Table 5 The Queen graphs and partitions
Table 6 The vertex separator problem on the Queen graphs
Table 7 The min-cut problem on the Queen graphs

We conclude from Tables 6 and 7 that

  • For small instances, the interior point algorithm is faster than the ADMM as shown in Table 7. For larger instances, the interior point algorithm has memory issues. However, the ADMM algorithm can still handle large instances due to its low memory demand.

  • To obtain bounds on the vertex separator of a graph, one does not need to solve the DNN relaxation to high-precision. The ADMM is able to exploit this fact, and find a lower bound on the size of the vertex separator in significantly less amount of time than the interior point algorithm, see Table 6.

  • The symmetry reduced program without FR is heavily ill-conditioned, and the interior point method is not able to solve it correctly for any of the instances. The running time is also significantly longer than the symmetry and facially reduced program, see Tables 7. Note that we have solved the queen10_10 problem with high accuracy with FR . The distance between the optimal solutions in norm was very large with no decimals of accuracy. This emphasizes the importance of FR in obtaining accuracy in solutions, see e.g., [56].

6 Conclusion

In this paper we propose a method to efficiently implement facial reduction to the symmetry reduced SDP relaxation, and we demonstrated the efficiency by solving large scale NP-hard problems. More specifically, if an exposing vector of the minimal face for the input SDP is given, then we are able to construct an exposing vector of the minimal face for the symmetry reduced SDP. The resulting relaxation is symmetry reduced, satisfies the Slater condition, and thus can be solved with improved numerical stability.

We then extend our reduction technique to doubly nonnegative, DNN, programs. In fact, our approach allows the matrix variable of the original SDP, to be passed to simple nonnegative vector for the DNN. Again we exploit exposing vectors of DNN as a decomposition into a sum of a semidefinite and nonnegative exposing vectors. Further, we discuss the importance of the order of the reductions in our theory. We also show that the singularity degree of the symmetry reduced program is equal to the singularity degree of the original program.

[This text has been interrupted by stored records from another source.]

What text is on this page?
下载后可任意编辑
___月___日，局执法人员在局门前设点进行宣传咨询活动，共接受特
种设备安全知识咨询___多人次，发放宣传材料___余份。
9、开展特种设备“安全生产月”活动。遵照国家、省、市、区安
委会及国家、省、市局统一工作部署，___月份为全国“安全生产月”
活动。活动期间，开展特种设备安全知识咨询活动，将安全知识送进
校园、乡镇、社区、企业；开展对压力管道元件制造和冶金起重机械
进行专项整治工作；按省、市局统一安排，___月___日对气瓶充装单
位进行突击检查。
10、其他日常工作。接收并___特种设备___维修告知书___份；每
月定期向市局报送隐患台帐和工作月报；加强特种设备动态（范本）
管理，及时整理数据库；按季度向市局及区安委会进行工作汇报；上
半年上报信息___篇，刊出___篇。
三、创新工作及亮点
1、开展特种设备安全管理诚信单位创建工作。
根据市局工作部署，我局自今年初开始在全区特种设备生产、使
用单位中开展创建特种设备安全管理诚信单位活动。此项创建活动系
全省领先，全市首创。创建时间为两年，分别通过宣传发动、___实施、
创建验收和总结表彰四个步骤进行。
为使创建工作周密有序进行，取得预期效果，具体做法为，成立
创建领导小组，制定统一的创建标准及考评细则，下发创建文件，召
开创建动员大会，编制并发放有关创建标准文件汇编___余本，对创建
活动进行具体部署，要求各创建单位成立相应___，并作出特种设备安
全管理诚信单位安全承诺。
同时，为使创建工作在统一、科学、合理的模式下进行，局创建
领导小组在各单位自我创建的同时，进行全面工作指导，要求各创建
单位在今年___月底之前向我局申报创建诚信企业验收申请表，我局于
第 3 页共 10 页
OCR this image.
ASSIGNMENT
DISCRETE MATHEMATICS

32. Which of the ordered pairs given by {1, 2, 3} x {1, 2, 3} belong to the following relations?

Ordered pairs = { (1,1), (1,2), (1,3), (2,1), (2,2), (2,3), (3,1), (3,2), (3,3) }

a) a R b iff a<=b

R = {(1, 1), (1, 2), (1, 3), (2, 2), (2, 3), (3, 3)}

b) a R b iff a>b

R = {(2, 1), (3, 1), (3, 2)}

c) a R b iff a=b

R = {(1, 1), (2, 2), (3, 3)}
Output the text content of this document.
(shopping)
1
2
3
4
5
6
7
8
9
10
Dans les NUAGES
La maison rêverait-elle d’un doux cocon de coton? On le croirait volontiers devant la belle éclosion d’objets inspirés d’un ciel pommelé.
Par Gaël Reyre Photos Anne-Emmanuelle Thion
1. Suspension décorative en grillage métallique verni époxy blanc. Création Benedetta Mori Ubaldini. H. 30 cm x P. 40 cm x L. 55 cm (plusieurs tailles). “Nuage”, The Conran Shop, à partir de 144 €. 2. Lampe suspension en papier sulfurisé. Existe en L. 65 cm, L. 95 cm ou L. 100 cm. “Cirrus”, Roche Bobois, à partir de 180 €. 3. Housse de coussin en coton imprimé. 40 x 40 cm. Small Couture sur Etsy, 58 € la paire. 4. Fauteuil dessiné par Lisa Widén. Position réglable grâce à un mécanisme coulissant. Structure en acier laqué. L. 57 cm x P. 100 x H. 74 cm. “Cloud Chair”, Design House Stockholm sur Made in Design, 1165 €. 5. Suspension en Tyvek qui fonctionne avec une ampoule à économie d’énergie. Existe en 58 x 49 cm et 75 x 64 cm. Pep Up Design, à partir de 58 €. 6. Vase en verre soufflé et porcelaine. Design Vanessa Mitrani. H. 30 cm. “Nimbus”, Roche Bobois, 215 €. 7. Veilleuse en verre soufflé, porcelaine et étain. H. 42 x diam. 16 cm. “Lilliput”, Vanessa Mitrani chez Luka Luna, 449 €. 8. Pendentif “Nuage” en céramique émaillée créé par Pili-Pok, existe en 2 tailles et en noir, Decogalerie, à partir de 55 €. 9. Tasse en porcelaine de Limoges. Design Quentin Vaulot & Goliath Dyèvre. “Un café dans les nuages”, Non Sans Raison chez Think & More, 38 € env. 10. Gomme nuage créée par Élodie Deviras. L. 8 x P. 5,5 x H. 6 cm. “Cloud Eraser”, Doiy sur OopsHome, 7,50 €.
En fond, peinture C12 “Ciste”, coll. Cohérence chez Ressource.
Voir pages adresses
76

We apply our technique to many combinatorial problems and their DNN relaxations, i.e., we facially and symmetry reduce them. The obtained relaxations can be solved extremely efficiently using the alternating direction method of multipliers. We also show that interior point methods are more efficient on a symmetry and facially reduced relaxation. As a result, we are able to compute improved lower bounds for some QAP instances in significantly less time.